# Squat indirect water heater



## Ishmael (Dec 9, 2009)

Can anyone suggest a good indirect water heater (at least 40 gallons) that'll fit in a 40" tall crawlspace? The old unit is a Vaughn Hot Stow (32" tall), but it looks like they no longer make that model.


----------



## OldSchool (Jan 30, 2010)

Buderus makes horizontal indirect tanks


----------



## RealLivePlumber (Jun 22, 2008)

It'd be a squeeze.
http://www.bradfordwhite.com/images/shared/pdfs/specsheets/543-B.pdf

Can you use a 40 lo boy electric. They are 32" tall.


----------



## Ishmael (Dec 9, 2009)

Buderus was my first thought, too. Just concerned about co$t. It might work out, though, since I'm actually replacing two of the old Vaughn units - maybe I can replace them with one larger Buderus.
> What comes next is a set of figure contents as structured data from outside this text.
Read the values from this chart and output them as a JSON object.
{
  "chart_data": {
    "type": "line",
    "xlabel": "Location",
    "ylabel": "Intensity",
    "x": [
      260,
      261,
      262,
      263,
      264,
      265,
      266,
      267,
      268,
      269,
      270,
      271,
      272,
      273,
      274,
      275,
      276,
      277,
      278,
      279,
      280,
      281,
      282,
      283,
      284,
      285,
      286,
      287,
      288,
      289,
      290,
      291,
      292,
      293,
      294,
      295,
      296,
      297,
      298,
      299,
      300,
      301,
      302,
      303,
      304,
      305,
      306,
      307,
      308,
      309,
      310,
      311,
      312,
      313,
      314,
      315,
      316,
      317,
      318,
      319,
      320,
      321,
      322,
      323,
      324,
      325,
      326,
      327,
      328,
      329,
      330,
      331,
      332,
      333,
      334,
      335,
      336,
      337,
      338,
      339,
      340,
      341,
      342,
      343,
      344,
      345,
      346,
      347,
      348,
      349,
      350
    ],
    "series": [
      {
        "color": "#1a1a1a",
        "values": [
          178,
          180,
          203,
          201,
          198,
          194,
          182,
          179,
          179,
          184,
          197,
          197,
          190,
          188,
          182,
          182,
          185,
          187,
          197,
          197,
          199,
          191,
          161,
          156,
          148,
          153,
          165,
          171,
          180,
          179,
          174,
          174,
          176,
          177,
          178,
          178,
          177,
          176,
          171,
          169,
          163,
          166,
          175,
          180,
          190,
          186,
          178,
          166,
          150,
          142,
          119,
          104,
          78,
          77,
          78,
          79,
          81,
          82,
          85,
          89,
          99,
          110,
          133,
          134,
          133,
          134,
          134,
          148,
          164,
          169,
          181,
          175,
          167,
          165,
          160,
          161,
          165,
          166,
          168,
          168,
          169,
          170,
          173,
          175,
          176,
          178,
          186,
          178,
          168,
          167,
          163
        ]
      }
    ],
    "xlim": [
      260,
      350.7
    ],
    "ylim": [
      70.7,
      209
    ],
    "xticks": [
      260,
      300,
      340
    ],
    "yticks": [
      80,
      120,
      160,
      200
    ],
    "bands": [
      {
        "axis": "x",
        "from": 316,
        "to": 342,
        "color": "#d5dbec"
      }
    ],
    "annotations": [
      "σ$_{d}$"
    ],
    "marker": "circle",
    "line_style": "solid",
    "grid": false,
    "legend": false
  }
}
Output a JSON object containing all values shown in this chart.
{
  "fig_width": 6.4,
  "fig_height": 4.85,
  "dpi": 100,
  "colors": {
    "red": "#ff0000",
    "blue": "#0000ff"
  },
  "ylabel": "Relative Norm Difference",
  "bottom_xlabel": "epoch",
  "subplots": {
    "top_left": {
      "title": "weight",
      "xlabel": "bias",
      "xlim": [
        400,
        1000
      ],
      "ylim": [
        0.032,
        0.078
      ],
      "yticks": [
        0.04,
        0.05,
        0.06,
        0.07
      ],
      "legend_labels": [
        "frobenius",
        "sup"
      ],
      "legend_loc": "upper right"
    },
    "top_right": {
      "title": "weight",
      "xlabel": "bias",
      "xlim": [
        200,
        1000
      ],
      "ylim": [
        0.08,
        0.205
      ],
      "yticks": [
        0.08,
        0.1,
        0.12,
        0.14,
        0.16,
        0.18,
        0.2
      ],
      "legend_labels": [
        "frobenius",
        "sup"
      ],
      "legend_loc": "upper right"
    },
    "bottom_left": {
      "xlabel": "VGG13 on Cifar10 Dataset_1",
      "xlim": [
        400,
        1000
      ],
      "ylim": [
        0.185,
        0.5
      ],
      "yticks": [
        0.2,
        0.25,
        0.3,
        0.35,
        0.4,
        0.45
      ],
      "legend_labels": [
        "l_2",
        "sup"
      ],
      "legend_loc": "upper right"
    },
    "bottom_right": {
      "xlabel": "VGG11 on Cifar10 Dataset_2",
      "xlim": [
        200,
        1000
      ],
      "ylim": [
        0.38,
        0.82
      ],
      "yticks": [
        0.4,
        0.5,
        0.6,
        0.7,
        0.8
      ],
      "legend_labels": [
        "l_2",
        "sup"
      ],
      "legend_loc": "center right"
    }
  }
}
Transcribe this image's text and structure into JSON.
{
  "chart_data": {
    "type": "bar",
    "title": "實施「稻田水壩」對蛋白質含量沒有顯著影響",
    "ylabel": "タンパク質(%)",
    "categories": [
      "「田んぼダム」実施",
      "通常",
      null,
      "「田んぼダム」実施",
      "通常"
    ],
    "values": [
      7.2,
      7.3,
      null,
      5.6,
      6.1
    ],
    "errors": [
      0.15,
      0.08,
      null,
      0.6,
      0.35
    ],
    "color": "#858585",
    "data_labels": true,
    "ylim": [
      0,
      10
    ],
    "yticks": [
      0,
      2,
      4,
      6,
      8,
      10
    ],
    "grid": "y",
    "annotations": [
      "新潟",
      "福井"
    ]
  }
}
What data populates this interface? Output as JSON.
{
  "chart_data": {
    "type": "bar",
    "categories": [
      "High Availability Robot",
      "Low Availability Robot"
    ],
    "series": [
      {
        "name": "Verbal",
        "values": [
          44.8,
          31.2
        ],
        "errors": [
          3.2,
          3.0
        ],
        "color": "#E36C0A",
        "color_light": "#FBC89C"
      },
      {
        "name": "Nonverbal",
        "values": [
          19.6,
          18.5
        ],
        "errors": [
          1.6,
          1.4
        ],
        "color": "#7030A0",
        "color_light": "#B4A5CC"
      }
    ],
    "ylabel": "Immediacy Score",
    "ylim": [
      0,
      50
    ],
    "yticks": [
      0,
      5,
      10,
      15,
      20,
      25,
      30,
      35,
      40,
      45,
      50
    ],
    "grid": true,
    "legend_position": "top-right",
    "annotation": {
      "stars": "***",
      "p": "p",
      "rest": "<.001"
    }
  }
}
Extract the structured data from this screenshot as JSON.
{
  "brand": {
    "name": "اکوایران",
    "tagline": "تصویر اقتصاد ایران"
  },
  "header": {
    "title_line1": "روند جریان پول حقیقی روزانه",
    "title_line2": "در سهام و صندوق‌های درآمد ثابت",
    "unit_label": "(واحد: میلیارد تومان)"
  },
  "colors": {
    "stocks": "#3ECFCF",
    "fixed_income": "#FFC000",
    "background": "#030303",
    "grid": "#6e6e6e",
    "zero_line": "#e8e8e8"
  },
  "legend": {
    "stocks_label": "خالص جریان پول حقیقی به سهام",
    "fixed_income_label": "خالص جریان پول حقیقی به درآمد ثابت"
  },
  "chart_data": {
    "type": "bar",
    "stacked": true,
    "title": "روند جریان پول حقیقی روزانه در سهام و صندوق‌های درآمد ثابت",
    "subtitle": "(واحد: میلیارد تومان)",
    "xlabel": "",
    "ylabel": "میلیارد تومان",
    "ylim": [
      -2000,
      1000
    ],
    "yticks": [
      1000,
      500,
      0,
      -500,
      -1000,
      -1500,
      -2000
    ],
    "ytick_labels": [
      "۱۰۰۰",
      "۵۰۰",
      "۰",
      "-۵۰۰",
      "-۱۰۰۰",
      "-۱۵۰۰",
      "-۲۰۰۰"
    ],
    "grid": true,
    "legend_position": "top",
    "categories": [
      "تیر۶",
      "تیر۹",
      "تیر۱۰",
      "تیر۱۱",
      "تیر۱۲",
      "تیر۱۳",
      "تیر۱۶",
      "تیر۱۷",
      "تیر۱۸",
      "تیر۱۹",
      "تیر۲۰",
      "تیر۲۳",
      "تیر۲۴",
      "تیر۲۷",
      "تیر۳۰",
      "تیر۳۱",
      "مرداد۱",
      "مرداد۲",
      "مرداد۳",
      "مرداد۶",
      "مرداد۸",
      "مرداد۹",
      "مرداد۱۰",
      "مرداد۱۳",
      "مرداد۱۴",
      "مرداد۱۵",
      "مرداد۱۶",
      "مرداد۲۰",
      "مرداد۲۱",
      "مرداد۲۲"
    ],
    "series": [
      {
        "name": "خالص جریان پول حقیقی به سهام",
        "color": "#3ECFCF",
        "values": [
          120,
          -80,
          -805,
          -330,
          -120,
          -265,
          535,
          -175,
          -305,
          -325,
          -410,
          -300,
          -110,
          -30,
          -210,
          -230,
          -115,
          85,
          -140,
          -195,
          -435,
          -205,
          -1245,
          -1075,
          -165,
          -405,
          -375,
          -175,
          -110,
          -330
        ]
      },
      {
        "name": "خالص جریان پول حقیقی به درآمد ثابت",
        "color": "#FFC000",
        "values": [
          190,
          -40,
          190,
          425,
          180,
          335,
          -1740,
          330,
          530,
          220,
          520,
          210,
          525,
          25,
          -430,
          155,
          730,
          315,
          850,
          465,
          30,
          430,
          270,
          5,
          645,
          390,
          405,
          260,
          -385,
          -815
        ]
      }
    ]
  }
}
Getting it in through the crawlspace entrance could be a problem, though.


----------



## Ishmael (Dec 9, 2009)

In case anyone was curious, the manager at my local supply store found the unit I needed here: http://www.heat-flo.com/Products/Indirect_Heaters/indirect_heaters.html (The HF-40 LOW)

The tappings come off the top of this unit, whereas everything comes off the side of the Vaughn that I'm replacing. I'll be working up in between the joists - oh well.


----------